If you haven't checked out Hulu.com, take some time over a weekend or a slow evening. But you'd better prepare to spend a couple of hours watching some interesting television - or perhaps, better referred to as video. A product of NBC Universal and News Corporation, Hulu is the next wave of video streaming, and the selection is pretty cool. It may not upend YouTube, but unlike that network - loaded with home videos shot by consumers - Hulu is actual television shows, from right now to the past. The commercials are unobtrusive, and the variety is steadily increasing.
We talked about the whole Control-Variety-Choice model during "The Bedroom Project," and that's exactly what Hulu is about. The television networks are buying in, despite the growing pains of revenue generation. Even though "old media" is struggling to find a revenue model that's very effective, these forays into on-demand online content are signs that the media world is changing rapidly.
Where does radio fit into this model? We are woefully out of the CVC race, save for podcasting - the one area where our content can be accessed - and sponsored.

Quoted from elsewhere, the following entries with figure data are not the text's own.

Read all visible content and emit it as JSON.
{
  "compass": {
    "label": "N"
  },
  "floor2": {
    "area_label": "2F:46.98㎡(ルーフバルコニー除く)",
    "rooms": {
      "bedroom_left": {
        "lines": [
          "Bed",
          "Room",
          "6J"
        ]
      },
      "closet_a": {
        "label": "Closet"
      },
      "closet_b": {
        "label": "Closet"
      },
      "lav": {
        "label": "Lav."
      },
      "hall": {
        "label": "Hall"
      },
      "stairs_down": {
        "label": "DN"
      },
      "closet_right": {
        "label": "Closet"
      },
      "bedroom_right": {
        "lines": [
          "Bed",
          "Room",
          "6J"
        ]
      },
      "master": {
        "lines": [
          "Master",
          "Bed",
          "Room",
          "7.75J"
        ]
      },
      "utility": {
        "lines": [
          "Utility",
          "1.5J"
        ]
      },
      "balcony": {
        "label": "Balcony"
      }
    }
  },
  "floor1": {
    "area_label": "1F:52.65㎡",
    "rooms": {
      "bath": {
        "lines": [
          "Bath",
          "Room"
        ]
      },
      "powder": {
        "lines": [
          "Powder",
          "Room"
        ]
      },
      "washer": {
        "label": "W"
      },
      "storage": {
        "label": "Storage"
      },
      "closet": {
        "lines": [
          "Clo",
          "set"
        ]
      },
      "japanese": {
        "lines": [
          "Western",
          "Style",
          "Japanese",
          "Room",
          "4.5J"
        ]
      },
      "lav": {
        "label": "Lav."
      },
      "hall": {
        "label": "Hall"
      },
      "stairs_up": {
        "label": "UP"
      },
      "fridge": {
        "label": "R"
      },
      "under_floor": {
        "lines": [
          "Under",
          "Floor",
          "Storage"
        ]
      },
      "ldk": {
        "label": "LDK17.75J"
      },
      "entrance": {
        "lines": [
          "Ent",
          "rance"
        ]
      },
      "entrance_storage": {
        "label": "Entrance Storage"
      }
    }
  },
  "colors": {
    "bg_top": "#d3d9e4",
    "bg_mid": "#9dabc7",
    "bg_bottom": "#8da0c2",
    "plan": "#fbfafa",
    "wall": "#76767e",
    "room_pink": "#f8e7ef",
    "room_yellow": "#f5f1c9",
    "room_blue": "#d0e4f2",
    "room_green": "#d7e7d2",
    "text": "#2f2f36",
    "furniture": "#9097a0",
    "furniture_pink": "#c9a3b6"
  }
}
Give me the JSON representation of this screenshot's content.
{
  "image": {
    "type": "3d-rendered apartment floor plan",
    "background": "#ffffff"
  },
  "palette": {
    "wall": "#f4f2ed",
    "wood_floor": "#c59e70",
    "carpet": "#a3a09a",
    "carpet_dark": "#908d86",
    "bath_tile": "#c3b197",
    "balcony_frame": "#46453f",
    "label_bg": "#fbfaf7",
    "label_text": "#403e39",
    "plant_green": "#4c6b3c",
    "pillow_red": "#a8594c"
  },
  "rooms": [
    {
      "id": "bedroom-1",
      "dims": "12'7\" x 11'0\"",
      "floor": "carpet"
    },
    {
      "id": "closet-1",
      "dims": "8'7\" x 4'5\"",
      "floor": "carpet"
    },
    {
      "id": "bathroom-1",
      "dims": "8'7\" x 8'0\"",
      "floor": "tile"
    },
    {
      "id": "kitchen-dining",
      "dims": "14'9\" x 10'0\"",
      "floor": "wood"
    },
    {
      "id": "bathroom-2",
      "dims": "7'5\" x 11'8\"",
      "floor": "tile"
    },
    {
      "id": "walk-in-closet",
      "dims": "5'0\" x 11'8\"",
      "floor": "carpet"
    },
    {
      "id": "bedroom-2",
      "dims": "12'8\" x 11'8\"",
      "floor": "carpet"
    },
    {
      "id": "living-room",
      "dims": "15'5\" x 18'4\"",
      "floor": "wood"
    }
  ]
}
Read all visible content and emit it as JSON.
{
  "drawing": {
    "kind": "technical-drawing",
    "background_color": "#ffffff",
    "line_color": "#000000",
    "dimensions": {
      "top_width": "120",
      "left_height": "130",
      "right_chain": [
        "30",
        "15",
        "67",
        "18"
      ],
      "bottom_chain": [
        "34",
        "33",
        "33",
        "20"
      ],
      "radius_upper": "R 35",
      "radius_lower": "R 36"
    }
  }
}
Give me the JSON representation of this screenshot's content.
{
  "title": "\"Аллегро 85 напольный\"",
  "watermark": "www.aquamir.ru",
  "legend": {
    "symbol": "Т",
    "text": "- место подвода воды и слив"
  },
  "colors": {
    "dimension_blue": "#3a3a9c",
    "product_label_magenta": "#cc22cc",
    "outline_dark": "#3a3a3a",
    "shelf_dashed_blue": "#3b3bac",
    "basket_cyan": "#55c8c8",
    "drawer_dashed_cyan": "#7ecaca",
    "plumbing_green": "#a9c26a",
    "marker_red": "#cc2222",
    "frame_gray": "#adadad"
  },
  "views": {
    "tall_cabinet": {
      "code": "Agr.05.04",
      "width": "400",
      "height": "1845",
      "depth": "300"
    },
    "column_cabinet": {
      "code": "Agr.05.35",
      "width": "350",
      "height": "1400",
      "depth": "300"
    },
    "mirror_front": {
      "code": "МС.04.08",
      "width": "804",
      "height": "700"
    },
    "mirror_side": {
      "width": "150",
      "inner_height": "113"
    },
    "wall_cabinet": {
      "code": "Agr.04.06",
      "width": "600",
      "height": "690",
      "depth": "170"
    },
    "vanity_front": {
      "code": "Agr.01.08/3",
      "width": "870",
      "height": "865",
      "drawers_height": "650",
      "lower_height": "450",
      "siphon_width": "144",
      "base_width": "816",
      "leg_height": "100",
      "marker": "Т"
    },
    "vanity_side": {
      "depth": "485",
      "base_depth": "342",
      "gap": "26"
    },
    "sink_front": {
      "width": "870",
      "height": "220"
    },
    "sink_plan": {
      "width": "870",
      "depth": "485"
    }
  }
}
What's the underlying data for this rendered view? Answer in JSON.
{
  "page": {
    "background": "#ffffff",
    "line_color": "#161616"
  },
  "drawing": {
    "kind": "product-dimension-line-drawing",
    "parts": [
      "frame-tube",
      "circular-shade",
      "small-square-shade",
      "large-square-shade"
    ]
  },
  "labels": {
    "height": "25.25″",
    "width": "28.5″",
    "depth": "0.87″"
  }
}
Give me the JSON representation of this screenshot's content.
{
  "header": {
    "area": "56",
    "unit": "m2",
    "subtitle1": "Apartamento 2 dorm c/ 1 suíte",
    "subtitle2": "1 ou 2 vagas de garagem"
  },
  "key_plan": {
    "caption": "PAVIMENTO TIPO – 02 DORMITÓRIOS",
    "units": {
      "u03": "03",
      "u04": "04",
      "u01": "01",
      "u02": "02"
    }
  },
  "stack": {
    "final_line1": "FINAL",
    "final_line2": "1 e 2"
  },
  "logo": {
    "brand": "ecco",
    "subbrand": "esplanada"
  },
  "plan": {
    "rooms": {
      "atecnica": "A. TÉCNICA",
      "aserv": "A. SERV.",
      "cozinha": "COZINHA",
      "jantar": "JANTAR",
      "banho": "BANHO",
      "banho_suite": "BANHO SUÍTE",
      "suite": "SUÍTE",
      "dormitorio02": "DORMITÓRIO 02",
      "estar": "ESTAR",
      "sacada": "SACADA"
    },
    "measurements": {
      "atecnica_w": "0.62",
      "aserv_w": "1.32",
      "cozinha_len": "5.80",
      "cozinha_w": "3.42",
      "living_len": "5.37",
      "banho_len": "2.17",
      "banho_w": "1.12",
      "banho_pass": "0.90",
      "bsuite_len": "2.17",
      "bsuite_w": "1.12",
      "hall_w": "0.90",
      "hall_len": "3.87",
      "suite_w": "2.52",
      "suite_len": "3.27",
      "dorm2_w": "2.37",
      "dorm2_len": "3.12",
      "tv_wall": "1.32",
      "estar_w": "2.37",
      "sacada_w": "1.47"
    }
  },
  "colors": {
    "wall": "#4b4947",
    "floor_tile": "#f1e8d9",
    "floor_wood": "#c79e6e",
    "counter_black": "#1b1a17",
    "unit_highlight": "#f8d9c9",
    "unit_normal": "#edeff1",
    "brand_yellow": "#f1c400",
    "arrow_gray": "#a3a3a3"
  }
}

This year's Tech Poll has some encouraging data in that regard. iPod ownership is now closing in on the 60% mark, and podcast downloading has doubled every year since '06. Whether you agree that iPods are good or bad for radio, there's no denying that they've replaced the Walkman in the portability race. And now that three-fourths of Alternative fans own one, how can broadcasters take advantage of this phenomenon?
NPR is well on the way to figuring it out. Their podcasts stats - downloads and sponsorships - are downright impressive. While public radio may have more available content than the average music station, the basic model is proof that radio can play in the CVC sandbox.